Heimliche Jäger: Wie Schneeleoparden trotz geringer Genvielfalt überleben

Schneeleopard in Ladakh
Schneeleoparden (Panthera uncia) streifen in den entlegenen Gebirgsregionen Zentralasiens umher und entgehen meist den Blicken neugieriger Menschen. Ihre Populationsgröße ist überschaubar: Schätzungsweise 4500 bis 7500 Exemplare leben in den ariden Hochgebirgen, die sich auf insgesamt zwölf Länder erstrecken – darunter Indien, Russland und Nepal. (Das Exemplar im Bild wurde in der nordindischen Region Ladakh fotografiert.) Doch nicht nur ihre Zahl ist gering, sondern auch ihre genetische Vielfalt, wie Fachleute um die Biologin Katherine Solari von der Stanford University herausgefunden haben.

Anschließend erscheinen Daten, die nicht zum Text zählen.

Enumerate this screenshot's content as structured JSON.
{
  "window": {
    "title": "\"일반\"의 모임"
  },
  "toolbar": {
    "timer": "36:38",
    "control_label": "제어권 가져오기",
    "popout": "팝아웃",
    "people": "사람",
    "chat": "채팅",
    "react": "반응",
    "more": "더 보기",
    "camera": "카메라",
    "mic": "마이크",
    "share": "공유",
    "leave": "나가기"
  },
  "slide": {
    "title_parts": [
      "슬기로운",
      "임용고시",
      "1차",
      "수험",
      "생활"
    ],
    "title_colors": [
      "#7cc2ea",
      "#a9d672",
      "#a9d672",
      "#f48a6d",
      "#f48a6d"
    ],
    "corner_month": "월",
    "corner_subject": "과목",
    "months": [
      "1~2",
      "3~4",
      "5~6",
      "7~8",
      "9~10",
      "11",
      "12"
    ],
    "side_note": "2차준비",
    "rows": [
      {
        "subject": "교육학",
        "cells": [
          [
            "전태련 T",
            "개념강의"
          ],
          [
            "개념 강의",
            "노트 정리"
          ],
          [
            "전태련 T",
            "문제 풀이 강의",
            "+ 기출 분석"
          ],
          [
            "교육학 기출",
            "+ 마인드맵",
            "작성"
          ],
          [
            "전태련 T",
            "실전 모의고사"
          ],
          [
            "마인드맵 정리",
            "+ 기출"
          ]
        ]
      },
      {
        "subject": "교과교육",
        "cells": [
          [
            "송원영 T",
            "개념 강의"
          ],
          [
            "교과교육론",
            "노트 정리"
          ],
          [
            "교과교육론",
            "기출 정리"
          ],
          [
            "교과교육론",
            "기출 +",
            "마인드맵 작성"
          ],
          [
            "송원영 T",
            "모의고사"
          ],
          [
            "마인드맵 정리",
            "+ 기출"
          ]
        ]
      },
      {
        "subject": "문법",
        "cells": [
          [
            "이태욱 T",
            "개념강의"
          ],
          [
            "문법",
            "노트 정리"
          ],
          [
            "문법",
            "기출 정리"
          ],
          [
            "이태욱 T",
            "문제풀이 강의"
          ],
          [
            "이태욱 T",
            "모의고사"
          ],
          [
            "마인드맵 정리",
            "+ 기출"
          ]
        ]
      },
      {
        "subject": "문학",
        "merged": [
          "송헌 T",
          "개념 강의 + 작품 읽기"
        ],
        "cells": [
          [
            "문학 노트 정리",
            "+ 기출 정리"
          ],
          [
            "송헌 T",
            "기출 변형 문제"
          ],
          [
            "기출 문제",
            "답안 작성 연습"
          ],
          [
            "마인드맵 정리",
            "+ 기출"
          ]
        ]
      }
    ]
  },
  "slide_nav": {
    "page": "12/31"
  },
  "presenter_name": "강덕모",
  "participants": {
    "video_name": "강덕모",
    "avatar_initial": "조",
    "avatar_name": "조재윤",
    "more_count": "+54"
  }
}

In der Fachzeitschrift »PNAS« schreiben die Forscher, dass die Tiere diesen scheinbaren Nachteil jedoch bislang erstaunlich gut kompensiert haben. Veränderungen, vor allem bedingt durch den menschengemachten Klimawandel, könnten den Bestand der Großkatzen aber gefährden.
Solari und ihre Kollegen analysierten Blut- und Gewebeproben von 37 Schneeleoparden und sequenzierten deren Erbgut. Auffällig ist laut Solari und Co., dass die Tiere unter allen bekannten Großkatzen die geringste genetische Vielfalt aufweisen. Dies hänge mit der geringen Größe der Population zusammen, die vermutlich schon seit Langem durchweg klein geblieben ist. Eine kürzliche Zunahme von Inzuchtpaarungen scheint jedenfalls nicht für die geringe genetische Diversität verantwortlich zu sein: Dann müssten im Erbgut der Schneeleoparden mehr homozygote Genvarianten stecken als in den Gendaten angezeigt. Tiere mit schädlichen Erbanlagen hätten sich womöglich kaum fortpflanzen können, weshalb die Population trotz ihrer geringen Größe erhalten blieb, so die Fachleute. Dieser Mechanismus habe bislang das Überleben der Spezies garantiert.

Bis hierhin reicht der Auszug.